In contrast to the previous cases, all of our patients presented with ill-defined roentgenographic densities that were localized to one or two lobes of the lung. Since these roentgenographic findings were associated with fever and cough, the overall clinical picture suggested bacterial pneumonia. We do not know whether our patients with localized infiltrates repre­sent a limited or indolent form of leukemic pulmonary infiltration or whether their conditions were simply diagnosed at an earlier stage than the cases reported previously. However, because the infiltrates tended to grow worse before chemotherapy took effect, it is possible that the lung involvement would have pro­gressed to diffuse pulmonary infiltrates and severe respiratory distress had the treatment been delayed.

As can be seen from Table 1, the diagnosis of acute leukemic pulmonary infiltrates has been made in the past by open lung biopsy specimen or at autopsy with two previously reported exceptions. Rossi and colleagues made a diagnosis of pulmonary leukemic infiltrates in a patient with acute myelomonocytic leukemia after cytologic examination of bronchoalve- olar lavage fluid revealed a high proportion of leukemic cells. Young et al also reported recovery of leukemic cells from the lung by bronchoalveolar lavage, al­though no details were given. Similarly, bronchial lavage specimens from two of our three patients contained leukemic cells in sufficient numbers to suggest leukemic pulmonary infiltrates. These cases suggest that bronchoalveolar lavage may be useful for the diagnosis of leukemic pulmonary infiltrates in some instances. Indeed, bronchoalveolar lavage may be the preferred approach for diagnosis by bronchos­copy when the platelet count is unacceptably low for transbronchial biopsy. canada viagra online

Care must be taken, however, to avoid a false- positive diagnosis of pulmonary leukemic involvement on the basis of lavage specimens that contain an appreciable quantity of blood, especially in patients with high circulating blast counts. Moreover, the characteristic interstitial distribution of leukemic cells seen on histologic samples suggests that bronchoal- veolar lavage may not be diagnostic in every case (see case 3). On the other hand, leukemic infiltrates within alveolar septa and peribronchiolar spaces should be readily accessible to transbronchial biopsy. In fact, in each of our patients, multiple transbronchial biopsy specimens showed dense accumulations of leukemic cells within the alveolar septa. The diagnosis of leukemic pulmonary infiltrates was confirmed in all three patients when respiratory symptoms and roent­genographic abnormalities resolved simultaneously with the onset of chemotherapy-induced neutropenia. No complications of the procedures were observed other than one self-limited episode of epistaxis.

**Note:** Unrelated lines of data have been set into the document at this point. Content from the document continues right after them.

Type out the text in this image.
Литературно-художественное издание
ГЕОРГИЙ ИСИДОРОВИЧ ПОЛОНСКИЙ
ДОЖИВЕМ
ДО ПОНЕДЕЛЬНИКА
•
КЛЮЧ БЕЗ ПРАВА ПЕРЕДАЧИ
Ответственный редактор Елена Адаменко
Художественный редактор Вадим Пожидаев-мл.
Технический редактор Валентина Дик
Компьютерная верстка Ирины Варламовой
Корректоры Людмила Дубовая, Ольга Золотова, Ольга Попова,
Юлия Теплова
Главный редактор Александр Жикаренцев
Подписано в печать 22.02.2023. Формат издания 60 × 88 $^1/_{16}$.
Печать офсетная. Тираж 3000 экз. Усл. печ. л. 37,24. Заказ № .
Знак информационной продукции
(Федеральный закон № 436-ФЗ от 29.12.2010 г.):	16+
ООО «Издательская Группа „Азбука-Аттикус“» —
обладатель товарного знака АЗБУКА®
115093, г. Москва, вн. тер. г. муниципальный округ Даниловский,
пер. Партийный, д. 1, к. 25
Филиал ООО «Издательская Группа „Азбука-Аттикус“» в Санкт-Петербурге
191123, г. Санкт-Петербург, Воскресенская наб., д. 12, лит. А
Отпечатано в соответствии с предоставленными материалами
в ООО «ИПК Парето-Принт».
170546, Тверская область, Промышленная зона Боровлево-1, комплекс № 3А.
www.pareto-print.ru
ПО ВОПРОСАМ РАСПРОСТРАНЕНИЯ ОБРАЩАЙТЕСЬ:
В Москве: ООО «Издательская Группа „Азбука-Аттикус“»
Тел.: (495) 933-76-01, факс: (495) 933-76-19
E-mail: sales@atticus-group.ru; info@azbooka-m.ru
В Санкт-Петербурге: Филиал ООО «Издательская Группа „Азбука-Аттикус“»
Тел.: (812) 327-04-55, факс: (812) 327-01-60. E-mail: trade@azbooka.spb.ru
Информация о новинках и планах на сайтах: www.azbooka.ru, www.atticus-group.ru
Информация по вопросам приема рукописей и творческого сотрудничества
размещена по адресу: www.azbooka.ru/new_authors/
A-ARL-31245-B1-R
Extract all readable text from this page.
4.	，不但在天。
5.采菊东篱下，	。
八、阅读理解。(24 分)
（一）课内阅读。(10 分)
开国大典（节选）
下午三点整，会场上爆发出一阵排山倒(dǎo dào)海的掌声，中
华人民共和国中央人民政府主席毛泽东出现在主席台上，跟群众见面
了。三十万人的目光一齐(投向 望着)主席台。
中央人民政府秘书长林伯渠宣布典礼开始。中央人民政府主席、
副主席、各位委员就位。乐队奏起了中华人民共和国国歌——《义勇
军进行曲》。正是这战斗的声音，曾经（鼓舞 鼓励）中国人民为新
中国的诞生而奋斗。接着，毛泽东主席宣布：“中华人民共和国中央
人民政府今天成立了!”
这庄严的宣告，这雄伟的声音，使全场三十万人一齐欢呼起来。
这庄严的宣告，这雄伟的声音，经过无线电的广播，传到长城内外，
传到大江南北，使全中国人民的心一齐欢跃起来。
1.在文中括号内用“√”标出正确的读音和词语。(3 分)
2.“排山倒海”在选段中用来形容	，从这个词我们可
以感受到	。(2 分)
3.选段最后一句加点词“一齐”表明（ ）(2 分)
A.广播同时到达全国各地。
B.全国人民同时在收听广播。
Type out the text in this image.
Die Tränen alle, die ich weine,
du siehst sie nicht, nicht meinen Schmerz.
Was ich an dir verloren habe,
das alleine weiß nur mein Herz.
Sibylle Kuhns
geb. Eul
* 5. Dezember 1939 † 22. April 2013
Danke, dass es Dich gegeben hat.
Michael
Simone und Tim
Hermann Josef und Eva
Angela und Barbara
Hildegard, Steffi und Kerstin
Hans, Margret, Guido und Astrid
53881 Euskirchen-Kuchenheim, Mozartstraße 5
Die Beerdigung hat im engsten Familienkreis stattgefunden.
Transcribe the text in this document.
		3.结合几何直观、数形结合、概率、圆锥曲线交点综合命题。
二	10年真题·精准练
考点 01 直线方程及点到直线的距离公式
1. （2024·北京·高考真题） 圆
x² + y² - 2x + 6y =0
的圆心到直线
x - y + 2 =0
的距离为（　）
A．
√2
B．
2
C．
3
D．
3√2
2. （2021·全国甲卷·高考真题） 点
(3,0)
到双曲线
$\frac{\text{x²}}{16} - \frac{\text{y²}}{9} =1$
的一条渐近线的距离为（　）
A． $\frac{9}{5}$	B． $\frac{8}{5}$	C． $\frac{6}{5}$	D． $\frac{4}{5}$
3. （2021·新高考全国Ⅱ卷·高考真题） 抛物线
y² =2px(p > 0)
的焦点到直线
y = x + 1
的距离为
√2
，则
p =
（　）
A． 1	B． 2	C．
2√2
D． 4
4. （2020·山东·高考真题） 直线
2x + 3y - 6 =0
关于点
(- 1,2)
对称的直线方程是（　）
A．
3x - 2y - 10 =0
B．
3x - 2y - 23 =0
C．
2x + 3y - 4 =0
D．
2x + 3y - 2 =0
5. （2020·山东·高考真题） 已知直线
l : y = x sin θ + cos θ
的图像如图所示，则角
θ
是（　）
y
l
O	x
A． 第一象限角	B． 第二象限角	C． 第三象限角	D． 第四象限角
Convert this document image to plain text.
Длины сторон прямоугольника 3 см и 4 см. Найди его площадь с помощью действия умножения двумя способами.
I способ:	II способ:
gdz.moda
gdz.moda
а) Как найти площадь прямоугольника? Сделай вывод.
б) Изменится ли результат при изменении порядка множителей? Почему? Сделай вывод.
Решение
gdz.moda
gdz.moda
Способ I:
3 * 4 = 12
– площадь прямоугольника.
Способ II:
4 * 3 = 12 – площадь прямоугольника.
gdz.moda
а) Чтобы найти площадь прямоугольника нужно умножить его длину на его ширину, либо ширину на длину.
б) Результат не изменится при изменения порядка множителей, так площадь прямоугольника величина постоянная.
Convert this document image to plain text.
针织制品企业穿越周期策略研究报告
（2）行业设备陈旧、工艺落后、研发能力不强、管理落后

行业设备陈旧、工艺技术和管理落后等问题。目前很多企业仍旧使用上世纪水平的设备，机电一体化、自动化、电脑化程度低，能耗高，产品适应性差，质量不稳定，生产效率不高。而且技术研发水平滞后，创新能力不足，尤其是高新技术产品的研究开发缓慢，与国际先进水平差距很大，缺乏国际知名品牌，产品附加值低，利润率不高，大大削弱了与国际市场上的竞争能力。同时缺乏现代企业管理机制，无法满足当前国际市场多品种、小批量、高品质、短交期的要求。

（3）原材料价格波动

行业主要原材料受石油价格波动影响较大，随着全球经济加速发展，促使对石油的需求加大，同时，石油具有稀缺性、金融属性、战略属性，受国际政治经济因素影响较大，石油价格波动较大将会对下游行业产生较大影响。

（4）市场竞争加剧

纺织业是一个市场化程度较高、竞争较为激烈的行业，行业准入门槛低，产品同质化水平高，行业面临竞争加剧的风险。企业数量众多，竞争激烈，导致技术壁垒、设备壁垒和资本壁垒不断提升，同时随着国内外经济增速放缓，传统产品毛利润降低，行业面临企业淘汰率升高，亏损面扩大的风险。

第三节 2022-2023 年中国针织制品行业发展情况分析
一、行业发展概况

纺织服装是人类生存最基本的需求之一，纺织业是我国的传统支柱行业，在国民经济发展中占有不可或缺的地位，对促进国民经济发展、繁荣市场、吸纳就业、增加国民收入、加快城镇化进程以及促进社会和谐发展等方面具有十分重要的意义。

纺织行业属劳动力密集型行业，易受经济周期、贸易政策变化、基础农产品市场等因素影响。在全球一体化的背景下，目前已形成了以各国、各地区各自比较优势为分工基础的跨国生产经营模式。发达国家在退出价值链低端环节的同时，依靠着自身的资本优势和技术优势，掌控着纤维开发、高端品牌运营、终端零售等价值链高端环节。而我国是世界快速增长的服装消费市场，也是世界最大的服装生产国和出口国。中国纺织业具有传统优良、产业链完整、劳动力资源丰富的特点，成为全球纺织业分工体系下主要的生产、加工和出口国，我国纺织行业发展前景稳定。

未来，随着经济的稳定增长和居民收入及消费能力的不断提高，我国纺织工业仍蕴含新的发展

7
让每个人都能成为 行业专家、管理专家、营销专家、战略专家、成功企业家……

Although our experience with transbronchial biopsy was favorable in three patients, we suggest that great care be taken in establishing a diagnosis of leukemic pulmonary infiltrates by bronchoscopy. On small tissue samples, leukemic infiltration may be equivocal if blasts are not uniformly distributed throughout alve­olar septa and around blood vessels. Also, the blasts may be difficult to distinguish from reactive lymphoid infiltrates in some instances. Comparison with blasts from bone marrow may then be helpful (Fig 1). In addi­tion, care must be taken not to erroneously attribute pulmonary symptoms or roentgenographic abnormal­ities to leukemic infiltrates seen on transbronchial biopsy specimens, since autopsy studies have shown that pulmonary leukemic infiltrates frequently coexist with lung infections or other acute processes.

To avoid these pitfalls, we suggest that a diagnosis of symptomatic leukemic pulmonary infiltrates be made by transbronchial biopsy specimen only when several criteria are met: (1) the patient has uncon­trolled leukemia with a peripheral blast count exceed­ing 40 percent of circulating leukocytes (or an absolute blast count of 6,000); (2) widespread aggregates of leukemic cells are seen in septal, perivascular, or peribronchial locations; (3) neither biopsy specimen nor culture provides evidence of infection; and (4) fluid overload is excluded on clinical grounds or by lack of response to a diuretic. Even when these criteria are met, administration of broad-spectrum antibiotics may be appropriate prior to or in addition to chemo­therapy, especially for patients with cough, fever, and localized roentgenographic infiltrates. eriacta

In summary, although symptomatic involvement of the lung frequently presents with diffuse bilateral pulmonary infiltrates, this unusual complication of acute leukemia can occasionally also mimic a focal bacterial pneumonia. Pulmonary leukemic infiltrates should be considered, particularly in patients with acute leukemia of a myelogenous cell type who have a high proportion (>40 percent) of blast cells in the blood. An invasive diagnostic procedure should be employed early in such patients because leukemic involvement of the lung may progress rapidly to respiratory failure. The diagnosis can be made by transbronchial biopsy specimen and in some instances by bronchoalveolar lavage, but great care should be taken to exclude concurrent respiratory infection before chemotherapy is begun.